Ketua PGRI NTT: Kepala SMKN 2 Angkat Guru Honorer, Selamatkan Proses Belajar Mengajar

Kupang, iNewsAlor.id - Polemik yang terjadi di SMKN 2 Kota Kupang, terkait Pengangkatan Guru Honorer dan Pengelolaan dana Komite di Sekolah tersebut, menjadi perhatian serius banyak pihak.
Ketua Persatuan Guru Republik Indonesia (PGRI) Nusa Tenggara Timur (NTT), Dr. Samuel Haning, SH., MH., C.Me, menyoroti dugaan pelanggaran prosedur dalam pengangkatan Komite Sekolah SMKN 2 Kupang.
Dalam dalam keterangannya di Kampus UPG 1945, Jumat (14/02), ia menegaskan bahwa pengangkatan komite tersebut tidak sah secara hukum dan administrasi.
Menurut Dr. Haning, Surat Keputusan (SK) Komite Sekolah yang baru dikeluarkan pada 28 Agustus 2024 menjadi persoalan, karena diterbitkan setelah mantan Kepala Sekolah pensiun pada 20 Agustus 2024. "Ini sangat tidak jelas dan cacat hukum serta cacat administrasi," tegasnya.
Lebih lanjut, Dr. Haning meminta Ketua Komite yang baru diangkat untuk bersikap jujur dan mengembalikan gaji yang telah diterima. Ia juga menekankan pentingnya transparansi dalam pengelolaan dana sekolah, khususnya terkait pencairan anggaran sebesar Rp 1,7 miliar.

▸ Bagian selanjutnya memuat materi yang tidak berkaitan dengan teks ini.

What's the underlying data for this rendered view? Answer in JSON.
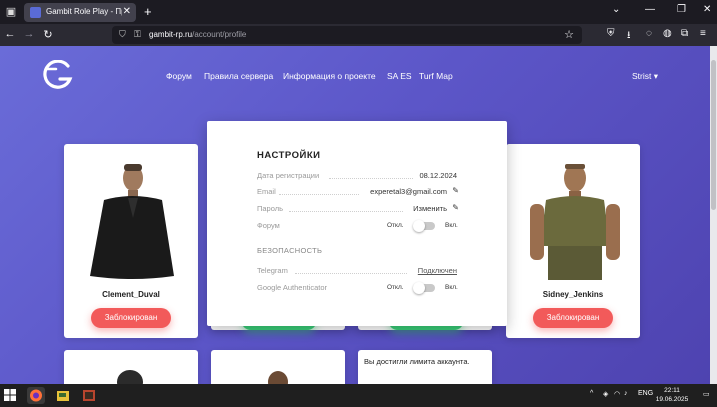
{
  "browser": {
    "tab_title": "Gambit Role Play - Профиль U...",
    "url_host": "gambit-rp.ru",
    "url_path": "/account/profile"
  },
  "site": {
    "nav": [
      "Форум",
      "Правила сервера",
      "Информация о проекте",
      "SA ES",
      "Turf Map"
    ],
    "user": "Strist"
  },
  "characters": {
    "left": {
      "name": "Clement_Duval",
      "button": "Заблокирован"
    },
    "right": {
      "name": "Sidney_Jenkins",
      "button": "Заблокирован"
    }
  },
  "limit_card": {
    "text": "Вы достигли лимита аккаунта."
  },
  "settings": {
    "title": "НАСТРОЙКИ",
    "reg_label": "Дата регистрации",
    "reg_value": "08.12.2024",
    "email_label": "Email",
    "email_value": "experetal3@gmail.com",
    "password_label": "Пароль",
    "password_value": "Изменить",
    "forum_label": "Форум",
    "toggle_off": "Откл.",
    "toggle_on": "Вкл.",
    "security_title": "БЕЗОПАСНОСТЬ",
    "telegram_label": "Telegram",
    "telegram_value": "Подключен",
    "ga_label": "Google Authenticator"
  },
  "taskbar": {
    "lang": "ENG",
    "time": "22:11",
    "date": "19.06.2025"
  },
  "colors": {
    "page_gradient_start": "#6a6cd8",
    "page_gradient_end": "#4e43b0",
    "ban_button": "#f25a5a",
    "green_button": "#3ad07a"
  }
}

"Anggaran tersebut harus dipertanggungjawabkan dengan jelas, siapa yang mencairkan, Komite atau Kepala Sekolah," tambahnya.
PGRI NTT Siap Bela Guru
PGRI NTT juga menegaskan komitmennya untuk melindungi para guru dari segala bentuk gangguan dalam menjalankan tugasnya.

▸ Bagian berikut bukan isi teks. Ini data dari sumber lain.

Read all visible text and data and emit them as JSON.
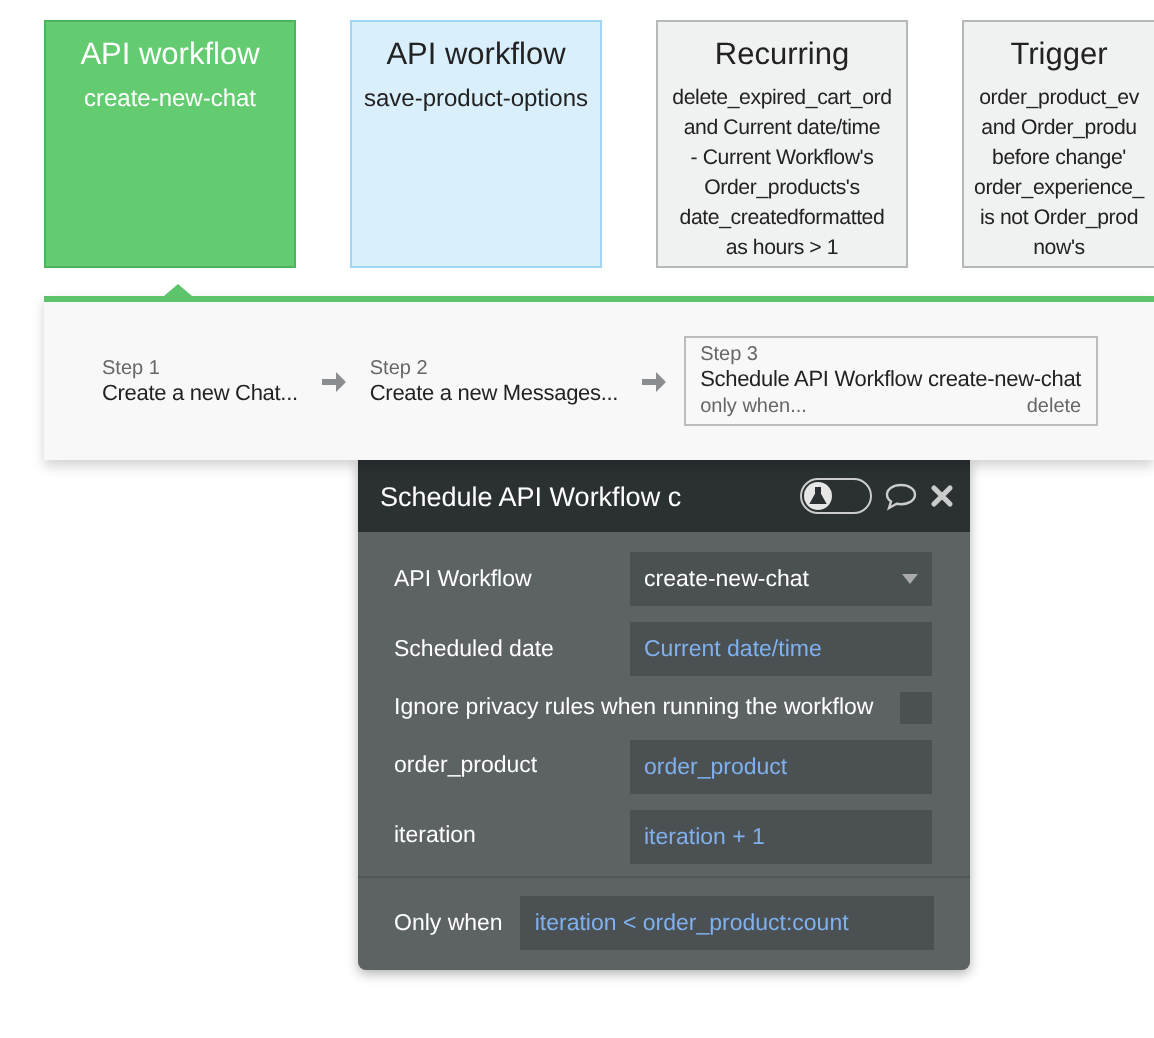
{
  "workflow_cards": [
    {
      "kind": "api",
      "title": "API workflow",
      "subtitle": "create-new-chat",
      "selected": true
    },
    {
      "kind": "api",
      "title": "API workflow",
      "subtitle": "save-product-options",
      "selected": false
    },
    {
      "kind": "recurring",
      "title": "Recurring",
      "lines": [
        "delete_expired_cart_ord",
        "and Current date/time",
        "- Current Workflow's",
        "Order_products's",
        "date_createdformatted",
        "as hours > 1"
      ],
      "selected": false
    },
    {
      "kind": "trigger",
      "title": "Trigger",
      "lines": [
        "order_product_ev",
        "and Order_produ",
        "before change'",
        "order_experience_",
        "is not Order_prod",
        "now's"
      ],
      "selected": false
    }
  ],
  "steps": [
    {
      "label": "Step 1",
      "title": "Create a new Chat...",
      "selected": false
    },
    {
      "label": "Step 2",
      "title": "Create a new Messages...",
      "selected": false
    },
    {
      "label": "Step 3",
      "title": "Schedule API Workflow create-new-chat",
      "condition": "only when...",
      "action": "delete",
      "selected": true
    }
  ],
  "action_panel": {
    "title": "Schedule API Workflow c",
    "debug_toggle_on": false,
    "fields": [
      {
        "kind": "dropdown",
        "label": "API Workflow",
        "value": "create-new-chat"
      },
      {
        "kind": "expression",
        "label": "Scheduled date",
        "value": "Current date/time"
      },
      {
        "kind": "checkbox",
        "label": "Ignore privacy rules when running the workflow",
        "checked": false
      },
      {
        "kind": "expression",
        "label": "order_product",
        "value": "order_product"
      },
      {
        "kind": "expression",
        "label": "iteration",
        "value": "iteration + 1"
      }
    ],
    "only_when": {
      "label": "Only when",
      "value": "iteration < order_product:count"
    }
  }
}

"Siapa pun yang mengganggu guru, PGRI NTT dan PGRI Kota Kupang siap berdiri di barisan terdepan untuk menjaga profesi ini," ujar Dr. Haning.
Terkait pergantian Plt. Kepala Sekolah, ia menegaskan bahwa meskipun regulasi memungkinkan, pencopotan Plt. Kepala Sekolah tidak boleh dilakukan secara sembarangan, harus melalui prosedur.
Sebab diakui Ketua PGRI NTT, apa yang dilakukan Plt. Kepala SMKN 2 Kupang, Muhammad Tey, bukan dilakukan untuk kepentingan dirinya sendiri. Beliau telah mengambil langkah strategis dengan mengangkat guru honorer untuk mengatasi kekosongan tenaga pengajar akibat banyaknya guru yang pensiun. Langkah ini dinilai sebagai upaya penyelamatan agar proses belajar mengajar tetap berjalan dengan baik.
Dr. Haning menegaskan bahwa perekrutan guru honorer dilakukan dengan mempertimbangkan bidang ilmu, kompetensi, dan kualifikasi yang dibutuhkan. Para guru honorer juga telah membuat pernyataan kesediaan untuk diberhentikan dengan hormat jika ada pengangkatan Pegawai Pemerintah dengan Perjanjian Kerja (PPPK) dari Provinsi.
Ia juga menegaskan bahwa PGRI NTT akan terus mengawal penyelesaian kasus ini hingga tuntas demi terwujudnya lingkungan pendidikan yang sehat dan kondusif.